Rechtliche Beurteilung
Das Rekursgericht hat bei seinem Ausspruch, der Wert des Streitgegenstandes übersteige nicht S 50.000 und gegen die rekursgerichtliche Entscheidung sei ein Revisionsrekurs jedenfalls unzulässig, übersehen, daß durch Art. III des Revisionsrekurs-Anpassungsgesetzes (RRAG) ab eine Änderung der Rechtslage eingetreten ist. Durch diese Bestimmung wurde § 15 Abs 3 UVG dahin abgeändert, daß der Revisionsrekurs nicht der Beschränkung des § 14 Abs 2 Z 1 AußStrG unterliegt. Die Zulässigkeit des Revisionsrekurses ist daher unabhängig vom Geldwert des Entscheidungsgegenstandes zu beurteilen (8 Ob 550/90). Da im vorliegenden Falle eine Rechtsmittelbeantwortung gemäß § 16 Abs 3 AußStrG entfällt und der Revisionsrekurs bereits Ausführungen im Sinne des § 14 Abs 1 AußStrG enthält, ist sogleich die Frage seiner Zulässigkeit gemäß § 14 Abs 1 AußStrG zu prüfen.

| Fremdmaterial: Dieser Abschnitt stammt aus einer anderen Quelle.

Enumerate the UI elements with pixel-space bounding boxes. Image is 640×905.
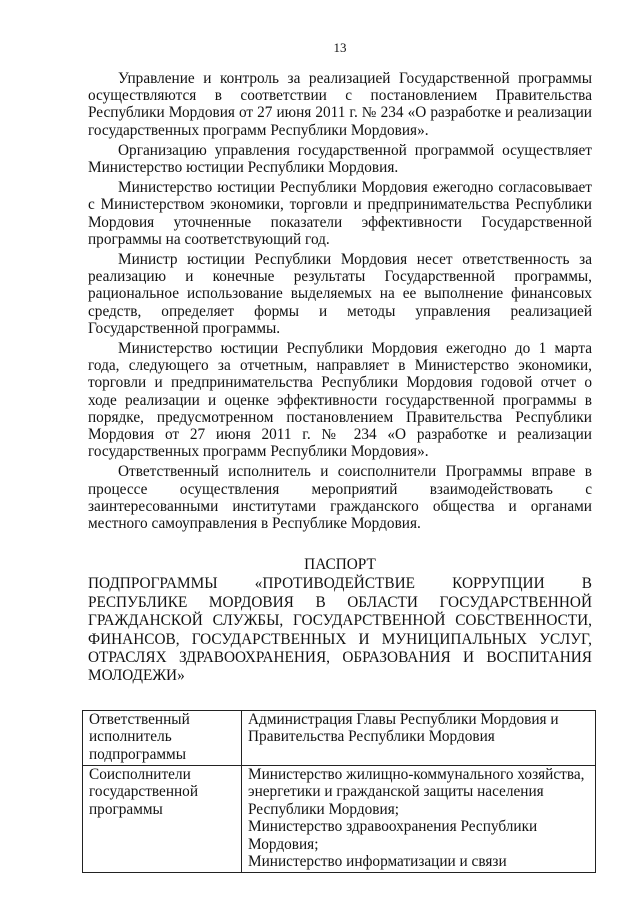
passport-table [82, 710, 596, 873]
paragraph: Министерство юстиции Республики Мордовия ежегодно согласовывает с Министерством экономики, торговли и предпринимательства Республики Мордовия уточненные показатели эффективности Государственной программы на соответствующий год. [88, 179, 592, 248]
table-cell-value [242, 765, 596, 873]
paragraph: Ответственный исполнитель и соисполнители Программы вправе в процессе осуществления мероприятий взаимодействовать с заинтересованными институтами гражданского общества и органами местного самоуправления в Республике Мордовия. [88, 463, 592, 533]
body-text [88, 70, 592, 532]
table-cell-value: Администрация Главы Республики Мордовия и Правительства Республики Мордовия [242, 710, 596, 765]
table-row [83, 710, 596, 765]
table-cell-label: Соисполнители государственной программы [83, 765, 242, 873]
table-row [83, 765, 596, 873]
subprogram-title: ПОДПРОГРАММЫ «ПРОТИВОДЕЙСТВИЕ КОРРУПЦИИ В РЕСПУБЛИКЕ МОРДОВИЯ В ОБЛАСТИ ГОСУДАРСТВЕННОЙ ГРАЖДАНСКОЙ СЛУЖБЫ, ГОСУДАРСТВЕННОЙ СОБСТВЕННОСТИ, ФИНАНСОВ, ГОСУДАРСТВЕННЫХ И МУНИЦИПАЛЬНЫХ УСЛУГ, ОТРАСЛЯХ ЗДРАВООХРАНЕНИЯ, ОБРАЗОВАНИЯ И ВОСПИТАНИЯ МОЛОДЕЖИ» [88, 575, 592, 685]
passport-heading: ПАСПОРТ [304, 556, 376, 574]
table-value-line: Министерство жилищно-коммунального хозяйства, энергетики и гражданской защиты населения Республики Мордовия; [248, 765, 585, 818]
paragraph: Управление и контроль за реализацией Государственной программы осуществляются в соответствии с постановлением Правительства Республики Мордовия от 27 июня 2011 г. № 234 «О разработке и реализации государственных программ Республики Мордовия». [88, 70, 592, 139]
table-value-line: Министерство здравоохранения Республики Мордовия; [248, 818, 538, 853]
paragraph: Министерство юстиции Республики Мордовия ежегодно до 1 марта года, следующего за отчетным, направляет в Министерство экономики, торговли и предпринимательства Республики Мордовия годовой отчет о ходе реализации и оценке эффективности государственной программы в порядке, предусмотренном постановлением Правительства Республики Мордовия от 27 июня 2011 г. № 234 «О разработке и реализации государственных программ Республики Мордовия». [88, 340, 592, 461]
page-number: 13 [333, 40, 347, 55]
table-value-line: Министерство информатизации и связи [248, 853, 507, 871]
paragraph: Организацию управления государственной программой осуществляет Министерство юстиции Республики Мордовия. [88, 141, 592, 177]
paragraph: Министр юстиции Республики Мордовия несет ответственность за реализацию и конечные результаты Государственной программы, рациональное использование выделяемых на ее выполнение финансовых средств, определяет формы и методы управления реализацией Государственной программы. [88, 251, 592, 337]
table-cell-label: Ответственный исполнитель подпрограммы [83, 710, 242, 765]
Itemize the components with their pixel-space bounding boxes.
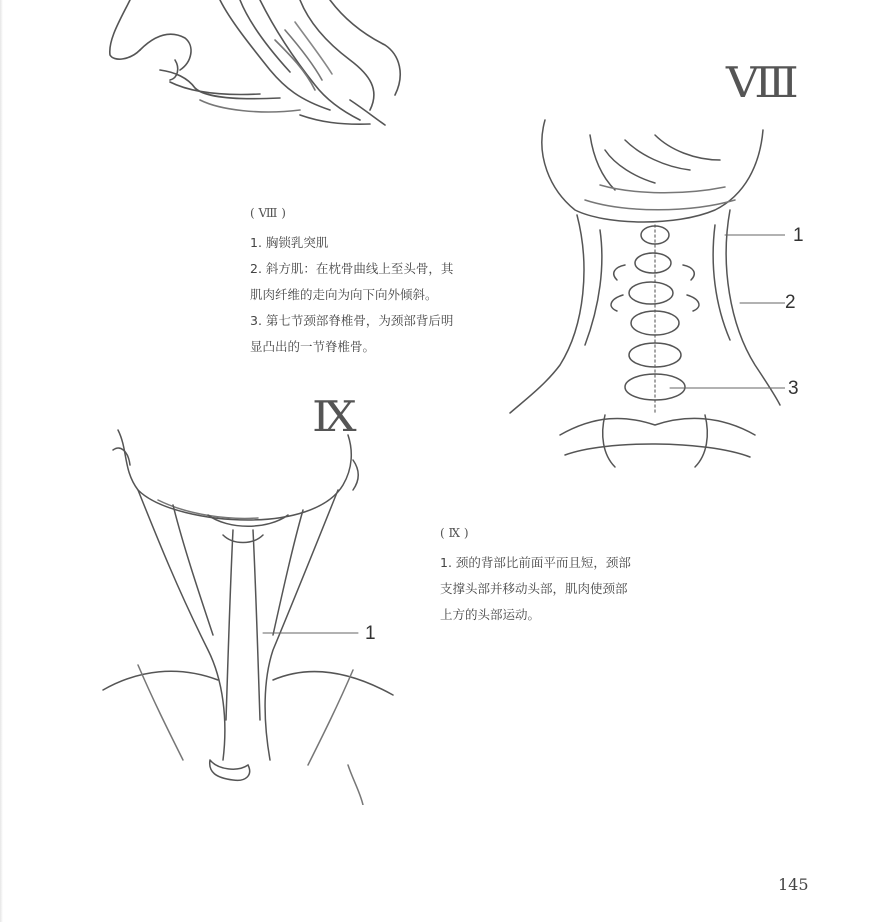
caption-viii-line-1: 1. 胸锁乳突肌 [250,235,329,250]
page-edge [0,0,3,922]
caption-viii-line-2: 2. 斜方肌：在枕骨曲线上至头骨，其 [250,261,454,276]
section-viii-numeral: Ⅷ [726,58,796,107]
callout-ix-1: 1 [365,623,376,644]
section-ix-numeral: Ⅸ [312,392,354,441]
neck-front-illustration [98,420,398,805]
caption-viii [250,200,510,360]
caption-viii-heading: ( Ⅷ ) [250,206,286,220]
callout-viii-2: 2 [785,292,796,313]
caption-viii-line-3: 肌肉纤维的走向为向下向外倾斜。 [250,287,438,302]
caption-ix-line-1: 1. 颈的背部比前面平而且短，颈部 [440,555,631,570]
callout-viii-3: 3 [788,378,799,399]
caption-viii-line-4: 3. 第七节颈部脊椎骨，为颈部背后明 [250,313,454,328]
neck-back-illustration [505,115,785,470]
caption-ix-line-2: 支撑头部并移动头部，肌肉使颈部 [440,581,628,596]
caption-ix [440,520,680,628]
caption-viii-line-5: 显凸出的一节脊椎骨。 [250,339,376,354]
page-number: 145 [778,875,809,894]
caption-ix-heading: ( Ⅸ ) [440,526,469,540]
callout-viii-1: 1 [793,225,804,246]
top-sketch-illustration [100,0,420,130]
caption-ix-line-3: 上方的头部运动。 [440,607,541,622]
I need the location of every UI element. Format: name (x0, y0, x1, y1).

Im Sinne der Ausführungen des Rechtsmittelwerbers ist sie zufolge Fehlens einer die aufgezeigte Rechtsfrage betreffenden Rechtsprechung zu bejahen.

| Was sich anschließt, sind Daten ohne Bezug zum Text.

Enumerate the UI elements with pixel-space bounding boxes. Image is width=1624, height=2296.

Der Revisionsrekurs ist gerechtfertigt.
Entgegen der Ansicht des Rekursgerichtes wurde der Rekurswerber durch den erstgerichtlichen Beschluß in seinen rechtlich geschützten Interessen beeinträchtigt. Durch den erstgerichtlichen Beschluß, der für den genannten Zeitraum die auf die §§ 3, 4 Z 1 UVG gegründeten und vom Bund geleisteten Vorschüsse in solche nach § 4 Z 3 UVG rückwirkend abänderte, wird ihm nämlich die rechtliche Möglichkeit genommen, gemäß § 26 Abs 1 UVG vom Kind Rückzahlung der Vorschüsse insoweit zu erlangen, als diese Beträge vom Unterhaltsschuldner hereingebracht wurden. Er ist damit auf die sehr beschränkte Rückforderungsmöglichkeit des § 29 UVG verwiesen und dadurch in seiner Rechtsstellung beschwert.

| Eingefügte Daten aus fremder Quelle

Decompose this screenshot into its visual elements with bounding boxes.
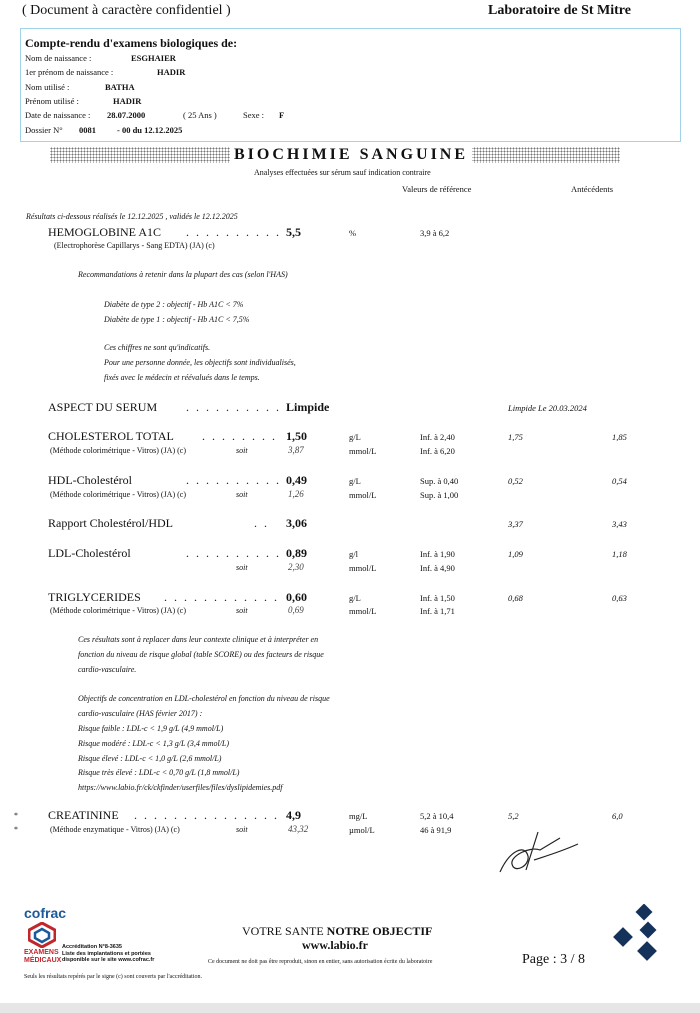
chol-value-mmol: 3,87 bbox=[288, 445, 304, 455]
tg-history-1: 0,68 bbox=[508, 593, 523, 603]
ldl-name: LDL-Cholestérol bbox=[48, 546, 131, 560]
hdl-ref: Sup. à 0,40 bbox=[420, 476, 459, 486]
ratio-history-2: 3,43 bbox=[612, 519, 627, 529]
tg-dots: . . . . . . . . . . . . bbox=[164, 590, 279, 604]
hdl-method: (Méthode colorimétrique - Vitros) (JA) (c) bbox=[50, 490, 186, 499]
accreditation-info bbox=[62, 944, 154, 964]
cofrac-medical-line-2: MÉDICAUX bbox=[24, 957, 62, 964]
chol-history-2: 1,85 bbox=[612, 432, 627, 442]
lab-name: Laboratoire de St Mitre bbox=[488, 3, 631, 18]
aspect-history: Limpide Le 20.03.2024 bbox=[508, 403, 587, 413]
creat-star-2: * bbox=[14, 825, 18, 834]
chol-method: (Méthode colorimétrique - Vitros) (JA) (c) bbox=[50, 446, 186, 455]
hba1c-diabetes-1: Diabète de type 1 : objectif - Hb A1C < 7,5% bbox=[104, 315, 250, 324]
slogan-part-2: NOTRE OBJECTIF bbox=[326, 924, 433, 938]
creat-ref-umol: 46 à 91,9 bbox=[420, 825, 452, 835]
chol-unit-mmol: mmol/L bbox=[349, 446, 377, 456]
ldl-history-2: 1,18 bbox=[612, 549, 627, 559]
hdl-value-mmol: 1,26 bbox=[288, 489, 304, 499]
slogan-part-1: VOTRE SANTE bbox=[242, 924, 327, 938]
tg-unit: g/L bbox=[349, 593, 361, 603]
ratio-value: 3,06 bbox=[286, 516, 307, 530]
ldl-objectives-2: cardio-vasculaire (HAS février 2017) : bbox=[78, 709, 203, 718]
accreditation-list: Liste des implantations et portées bbox=[62, 950, 151, 957]
section-banner bbox=[50, 147, 620, 163]
hba1c-note-2: Pour une personne donnée, les objectifs sont individualisés, bbox=[104, 358, 296, 367]
tg-value-mmol: 0,69 bbox=[288, 605, 304, 615]
cofrac-logo: cofrac bbox=[24, 905, 67, 921]
tg-name: TRIGLYCERIDES bbox=[48, 590, 141, 604]
reference-values-header: Valeurs de référence bbox=[402, 184, 472, 194]
ratio-dots: . . bbox=[254, 516, 269, 530]
ldl-ref: Inf. à 1,90 bbox=[420, 549, 455, 559]
lipid-note-1: Ces résultats sont à replacer dans leur contexte clinique et à interpréter en bbox=[78, 635, 319, 644]
section-title: BIOCHIMIE SANGUINE bbox=[230, 146, 472, 164]
creat-history-2: 6,0 bbox=[612, 811, 623, 821]
tg-ref-mmol: Inf. à 1,71 bbox=[420, 606, 455, 616]
creat-soit: soit bbox=[236, 825, 248, 834]
report-title: Compte-rendu d'examens biologiques de: bbox=[25, 36, 238, 50]
hdl-soit: soit bbox=[236, 490, 248, 499]
creat-unit-umol: µmol/L bbox=[349, 825, 375, 835]
page-bottom-edge bbox=[0, 1003, 700, 1013]
hdl-history-2: 0,54 bbox=[612, 476, 627, 486]
tg-history-2: 0,63 bbox=[612, 593, 627, 603]
dossier-number: 0081 bbox=[79, 125, 96, 135]
reproduction-notice: Ce document ne doit pas être reproduit, sinon en entier, sans autorisation écrite du laboratoire bbox=[208, 959, 433, 965]
hba1c-name: HEMOGLOBINE A1C bbox=[48, 225, 161, 239]
ldl-history-1: 1,09 bbox=[508, 549, 523, 559]
tg-ref: Inf. à 1,50 bbox=[420, 593, 455, 603]
dossier-label: Dossier N° bbox=[25, 125, 63, 135]
accreditation-number: Accréditation N°8-3635 bbox=[62, 944, 122, 950]
hba1c-dots: . . . . . . . . . . bbox=[186, 225, 281, 239]
chol-dots: . . . . . . . . bbox=[202, 429, 277, 443]
hba1c-note-3: fixés avec le médecin et réévalués dans le temps. bbox=[104, 373, 260, 382]
cofrac-emblem-icon bbox=[28, 922, 56, 948]
hdl-dots: . . . . . . . . . . bbox=[186, 473, 281, 487]
risk-low: Risque faible : LDL-c < 1,9 g/L (4,9 mmol/L) bbox=[78, 724, 224, 733]
dob-label: Date de naissance : bbox=[25, 110, 91, 120]
signature-image bbox=[490, 830, 590, 880]
first-name-label: 1er prénom de naissance : bbox=[25, 67, 114, 77]
chol-unit: g/L bbox=[349, 432, 361, 442]
chol-ref: Inf. à 2,40 bbox=[420, 432, 455, 442]
hdl-history-1: 0,52 bbox=[508, 476, 523, 486]
chol-ref-mmol: Inf. à 6,20 bbox=[420, 446, 455, 456]
section-subtitle: Analyses effectuées sur sérum sauf indication contraire bbox=[254, 168, 431, 177]
ldl-value: 0,89 bbox=[286, 546, 307, 560]
hdl-name: HDL-Cholestérol bbox=[48, 473, 132, 487]
hdl-ref-mmol: Sup. à 1,00 bbox=[420, 490, 459, 500]
tg-unit-mmol: mmol/L bbox=[349, 606, 377, 616]
risk-high: Risque élevé : LDL-c < 1,0 g/L (2,6 mmol/L) bbox=[78, 754, 222, 763]
hba1c-diabetes-2: Diabète de type 2 : objectif - Hb A1C < 7% bbox=[104, 300, 244, 309]
cofrac-medical-label bbox=[24, 949, 61, 965]
first-name: HADIR bbox=[157, 67, 186, 77]
lipid-note-2: fonction du niveau de risque global (table SCORE) ou des facteurs de risque bbox=[78, 650, 324, 659]
used-name: BATHA bbox=[105, 82, 135, 92]
ldl-value-mmol: 2,30 bbox=[288, 562, 304, 572]
creat-history-1: 5,2 bbox=[508, 811, 519, 821]
slogan bbox=[242, 924, 432, 939]
birth-name: ESGHAIER bbox=[131, 53, 176, 63]
accreditation-site: disponible sur le site www.cofrac.fr bbox=[62, 957, 155, 963]
creat-value: 4,9 bbox=[286, 808, 301, 822]
chol-history-1: 1,75 bbox=[508, 432, 523, 442]
chol-name: CHOLESTEROL TOTAL bbox=[48, 429, 174, 443]
tg-method: (Méthode colorimétrique - Vitros) (JA) (c) bbox=[50, 606, 186, 615]
chol-soit: soit bbox=[236, 446, 248, 455]
risk-very-high: Risque très élevé : LDL-c < 0,70 g/L (1,8 mmol/L) bbox=[78, 768, 240, 777]
labio-logo-icon bbox=[608, 904, 664, 966]
lipid-note-3: cardio-vasculaire. bbox=[78, 665, 137, 674]
used-name-label: Nom utilisé : bbox=[25, 82, 70, 92]
ratio-name: Rapport Cholestérol/HDL bbox=[48, 516, 173, 530]
dyslipidemia-link[interactable]: https://www.labio.fr/ck/ckfinder/userfiles/files/dyslipidemies.pdf bbox=[78, 783, 283, 792]
hba1c-value: 5,5 bbox=[286, 225, 301, 239]
creat-method: (Méthode enzymatique - Vitros) (JA) (c) bbox=[50, 825, 180, 834]
tg-soit: soit bbox=[236, 606, 248, 615]
accreditation-note: Seuls les résultats repérés par le signe (c) sont couverts par l'accréditation. bbox=[24, 974, 203, 980]
used-first: HADIR bbox=[113, 96, 142, 106]
hba1c-unit: % bbox=[349, 228, 357, 238]
page-number: Page : 3 / 8 bbox=[522, 952, 585, 967]
ldl-unit: g/l bbox=[349, 549, 358, 559]
dob: 28.07.2000 bbox=[107, 110, 146, 120]
results-dates: Résultats ci-dessous réalisés le 12.12.2025 , validés le 12.12.2025 bbox=[26, 212, 238, 221]
creat-name: CREATININE bbox=[48, 808, 119, 822]
tg-value: 0,60 bbox=[286, 590, 307, 604]
ratio-history-1: 3,37 bbox=[508, 519, 523, 529]
hba1c-method: (Electrophorèse Capillarys - Sang EDTA) (JA) (c) bbox=[54, 241, 215, 250]
hdl-unit-mmol: mmol/L bbox=[349, 490, 377, 500]
used-first-label: Prénom utilisé : bbox=[25, 96, 79, 106]
creat-dots: . . . . . . . . . . . . . . . bbox=[134, 808, 279, 822]
chol-value: 1,50 bbox=[286, 429, 307, 443]
aspect-value: Limpide bbox=[286, 400, 330, 414]
creat-unit: mg/L bbox=[349, 811, 368, 821]
risk-moderate: Risque modéré : LDL-c < 1,3 g/L (3,4 mmol/L) bbox=[78, 739, 230, 748]
age: ( 25 Ans ) bbox=[183, 110, 217, 120]
dossier-date: - 00 du 12.12.2025 bbox=[117, 125, 183, 135]
sex-label: Sexe : bbox=[243, 110, 265, 120]
aspect-dots: . . . . . . . . . . bbox=[186, 400, 281, 414]
aspect-name: ASPECT DU SERUM bbox=[48, 400, 158, 414]
patient-info-box bbox=[20, 28, 681, 142]
ldl-unit-mmol: mmol/L bbox=[349, 563, 377, 573]
hdl-value: 0,49 bbox=[286, 473, 307, 487]
birth-name-label: Nom de naissance : bbox=[25, 53, 92, 63]
sex: F bbox=[279, 110, 285, 120]
lab-website[interactable]: www.labio.fr bbox=[302, 938, 368, 952]
hba1c-ref: 3,9 à 6,2 bbox=[420, 228, 450, 238]
hba1c-recommendations: Recommandations à retenir dans la plupart des cas (selon l'HAS) bbox=[78, 270, 288, 279]
ldl-objectives-1: Objectifs de concentration en LDL-cholestérol en fonction du niveau de risque bbox=[78, 694, 330, 703]
cofrac-medical-line-1: EXAMENS bbox=[24, 949, 59, 956]
hdl-unit: g/L bbox=[349, 476, 361, 486]
ldl-dots: . . . . . . . . . . bbox=[186, 546, 281, 560]
ldl-soit: soit bbox=[236, 563, 248, 572]
confidential-label: ( Document à caractère confidentiel ) bbox=[22, 3, 231, 18]
ldl-ref-mmol: Inf. à 4,90 bbox=[420, 563, 455, 573]
creat-ref: 5,2 à 10,4 bbox=[420, 811, 454, 821]
history-header: Antécédents bbox=[571, 184, 614, 194]
creat-value-umol: 43,32 bbox=[288, 824, 309, 834]
hba1c-note-1: Ces chiffres ne sont qu'indicatifs. bbox=[104, 343, 211, 352]
creat-star: * bbox=[14, 811, 18, 820]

Demgemäß liegt der vom Rekursgericht zugrundegelegte Zurückweisungsgrund des mangelnden Rechtsschutzinteresses des Rekurswerbers nicht vor. Es war daher die rekursgerichtliche Entscheidung aufzuheben und die Rechtssache an das Rekursgericht zur Entscheidung der Frage zurückzuverweisen, ob die erstgerichtliche Abänderung der auch für den genannten Zeitraum nach den §§ 3, 4 Z 1 UVG gewährten Unterhaltsvorschüsse in solche nach § 4 Z 3 UVG dem Gesetze entsprach.